It’s summer in Korea, and with everything, food is an integral part of the experience. Like all Asian cuisines, there’s a medicinal aspect to Korean food that makes it a holistic experience, not just filling the gut. Though if you’ve seen Korean school children hurry through lunch, there’s something to filling the gut too.

For summer, the basic concept is eating foods thought to have warm properties, which can mean spicy as hell, but not necessarily. Food with warm properties are thought to prevent the chi life force energy in the abdomen from getting too cool from being sweat out too much. Got it – when it’s hot, you fight fire with fire.

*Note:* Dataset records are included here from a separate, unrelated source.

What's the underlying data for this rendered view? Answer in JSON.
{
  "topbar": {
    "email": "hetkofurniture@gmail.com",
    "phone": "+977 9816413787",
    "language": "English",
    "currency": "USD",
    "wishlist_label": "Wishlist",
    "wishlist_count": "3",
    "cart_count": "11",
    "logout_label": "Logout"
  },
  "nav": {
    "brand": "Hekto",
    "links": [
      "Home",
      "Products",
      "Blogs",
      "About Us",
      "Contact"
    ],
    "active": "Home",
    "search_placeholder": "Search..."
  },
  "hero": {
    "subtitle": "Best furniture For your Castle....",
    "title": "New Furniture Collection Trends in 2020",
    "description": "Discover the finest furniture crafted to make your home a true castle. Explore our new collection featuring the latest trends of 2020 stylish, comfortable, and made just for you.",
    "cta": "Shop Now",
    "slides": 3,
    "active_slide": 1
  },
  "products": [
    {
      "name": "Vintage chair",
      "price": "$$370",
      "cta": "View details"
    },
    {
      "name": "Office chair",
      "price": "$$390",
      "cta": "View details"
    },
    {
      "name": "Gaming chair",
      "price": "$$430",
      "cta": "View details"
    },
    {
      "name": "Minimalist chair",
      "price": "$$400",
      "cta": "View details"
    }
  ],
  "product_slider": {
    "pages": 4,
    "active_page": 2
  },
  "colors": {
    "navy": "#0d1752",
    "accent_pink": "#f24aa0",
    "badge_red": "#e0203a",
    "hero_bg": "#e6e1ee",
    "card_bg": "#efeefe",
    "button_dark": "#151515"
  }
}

Specifically there are three days of summer, as determined by the lunar calendar, that are thought to be the hottest days in terms of needing to replace chi that’s been sweat out. These are the three “hot days” or sambok. This year the hot days fall on July 14, July 24, and August 13. On those days, you might see Koreans queued up outside restaurants that serve the traditional dishes associated with special warm properties needed to replace lost chi.




What foods are those? Well first there’s sam-gye-tang. This is a whole chicken stuffed with sticky rice, ginseng root, garlic, other herbs and spices and boiled, resulting in succulent whole chicken served in fragrant broth. Not just any chicken – only young chickens are used, and none of the herbs and spices are broken or cut, only whole herbs and spices used, presumably to keep their nutrients as fresh as possible before cooking.




Sam-gye-tang shouldn’t sound so exotic as a health food to Westerners. Except for the ginseng and garlic dosage, it’s not a whole lot different than the chicken soup your mom gave you when you were sick. Same in Korea. It chock full of nutrients for replenishing a body that’s been sweated out in the summer. The ginseng flavor of the dish is often paired with a ginseng-flavored rice wine called insam-ju.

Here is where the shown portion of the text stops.